Симон колебался. Самым естественным было бы спуститься на улицу, и поэтому он решил сделать наоборот – подняться по лестнице на террасу на крыше. Услышав, как полицейский открывает дверь и бежит вниз, Симон тихо, на цыпочках продолжил подниматься вверх.
Дверь террасы оказалась не заперта, и он вышел на крышу.
Много ночей он провел здесь, наверху. Всегда – в самые ранние часы суток, когда вдохновение ощущалось сильнее всего. В час волка тишина в душе становилась громким ревом, демоны преследовали его, и черная меланхолия давала ему способность писать.
Когда небо усыпано звездами, ты словно отрываешься от земли, оказываешься не здесь, не внизу, и под распоротым небесным сводом, под пылающими галактиками творить становится легко.
Симон услышал, как за спиной у него открылась чердачная дверь и кто-то вышел на крышу.
Он понял, что это полицейский и что его безумный маневр не сработал.

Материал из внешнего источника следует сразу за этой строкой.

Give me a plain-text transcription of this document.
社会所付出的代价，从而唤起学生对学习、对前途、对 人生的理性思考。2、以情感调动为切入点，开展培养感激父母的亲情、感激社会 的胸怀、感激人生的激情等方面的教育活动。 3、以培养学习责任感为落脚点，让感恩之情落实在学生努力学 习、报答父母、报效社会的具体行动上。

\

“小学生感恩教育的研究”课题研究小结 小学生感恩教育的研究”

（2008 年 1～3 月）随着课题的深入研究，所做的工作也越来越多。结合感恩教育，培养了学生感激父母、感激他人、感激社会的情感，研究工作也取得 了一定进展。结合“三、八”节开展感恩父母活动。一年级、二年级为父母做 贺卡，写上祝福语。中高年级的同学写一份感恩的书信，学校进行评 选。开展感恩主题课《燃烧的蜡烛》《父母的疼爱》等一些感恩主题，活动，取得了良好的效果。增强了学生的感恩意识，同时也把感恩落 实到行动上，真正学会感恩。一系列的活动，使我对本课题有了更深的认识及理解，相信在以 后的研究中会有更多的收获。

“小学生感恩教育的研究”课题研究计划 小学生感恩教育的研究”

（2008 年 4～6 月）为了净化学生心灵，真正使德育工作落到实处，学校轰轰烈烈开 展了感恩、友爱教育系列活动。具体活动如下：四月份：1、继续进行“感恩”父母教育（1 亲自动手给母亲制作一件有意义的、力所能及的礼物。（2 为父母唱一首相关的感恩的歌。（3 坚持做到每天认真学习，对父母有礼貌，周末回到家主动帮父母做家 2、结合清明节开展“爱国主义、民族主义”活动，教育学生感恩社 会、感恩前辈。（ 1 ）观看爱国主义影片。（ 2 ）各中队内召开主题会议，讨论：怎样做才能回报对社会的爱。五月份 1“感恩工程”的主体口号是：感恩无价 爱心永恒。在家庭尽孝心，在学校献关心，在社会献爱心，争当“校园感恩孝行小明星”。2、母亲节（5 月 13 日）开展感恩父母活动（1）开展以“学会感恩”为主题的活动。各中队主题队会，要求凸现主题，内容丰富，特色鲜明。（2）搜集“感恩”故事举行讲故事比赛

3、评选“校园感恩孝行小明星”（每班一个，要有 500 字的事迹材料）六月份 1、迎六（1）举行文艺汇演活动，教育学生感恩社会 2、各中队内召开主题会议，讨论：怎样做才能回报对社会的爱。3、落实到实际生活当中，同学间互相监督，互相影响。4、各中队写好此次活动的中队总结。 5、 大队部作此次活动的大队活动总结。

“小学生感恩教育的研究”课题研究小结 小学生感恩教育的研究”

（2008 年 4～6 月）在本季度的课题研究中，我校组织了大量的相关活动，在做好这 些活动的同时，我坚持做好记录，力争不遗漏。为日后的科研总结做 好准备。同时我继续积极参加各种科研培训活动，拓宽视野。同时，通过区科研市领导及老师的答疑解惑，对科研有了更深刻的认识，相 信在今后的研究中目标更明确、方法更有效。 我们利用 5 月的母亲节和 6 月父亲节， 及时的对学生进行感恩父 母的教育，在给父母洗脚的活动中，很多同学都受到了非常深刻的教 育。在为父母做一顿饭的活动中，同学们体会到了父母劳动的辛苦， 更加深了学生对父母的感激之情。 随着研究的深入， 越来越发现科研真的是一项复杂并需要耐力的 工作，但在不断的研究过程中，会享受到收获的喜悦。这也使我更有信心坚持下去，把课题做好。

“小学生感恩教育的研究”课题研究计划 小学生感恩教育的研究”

Обернувшись, Симон увидел пожарную лестницу, которая вела на крышу соседнего дома. Он подтянулся и принялся карабкаться. Холодный мокрый металл под руками.
Симон лез вверх. Нескольких перекладин не хватало, лестница была ржавая и шаткая, но он все-таки долез до самой крыши.
Он осторожно опустился на четвереньки на серую жесть.
Ветер холодил пот на лбу, и словно лед был под голыми ступнями, когда Симон подошел к краю и глянул вниз, на Фолькунгагатан. Наряд полиции и машина прибыли, пятеро полицейских в форме стояли на тротуаре. Белые и синие отсветы ложились на людей возле «Келлис», полицейские говорили с кем-то из толпы.
Медбургарплатсен слева, а справа видно до самого причала Стадсгордскайен с финскими пароходами.
Симон услышал, как полицейский лезет по пожарной лестнице. Понял: все кончено.
Он посмотрел вверх, на небо, подумал – не сдаться ли. Если позволить легавому схватить себя, у него, Симона, появится возможность рассказать обо всем.
Да, именно так могло бы быть. В другой жизни, в другое время.
Он закрыл глаза и принял решение.
– Не делай ничего, о чем потом пожалеешь, парень! – Тот же голос, который только что звал его. – Все в порядке!
Симон вспомнил того психолога, который говорил, что лучше всего ему было бы уехать куда-нибудь и немного отдохнуть. Уехать отсюда.
В Витваттнет.
Симон сделал глубокий вдох. Дайте мне умереть, как я хочу, подумал он.
– Нет, все совсем не в порядке, – устало ответил он и шагнул в воздух. – Идите к чёрту.
«But since she lost her daughter, it’s her eyes that’s filled with water[19]».
Симон перевернулся в воздухе, увидел, как приближается жесткий асфальт. Он был стеклом, которое сейчас разобьется; тысячами проходили воспоминания. Одно, одно и несколько, одно наплывало на другое, все быстрее, и все быстрее он несся вниз, к Фолькунгагатан.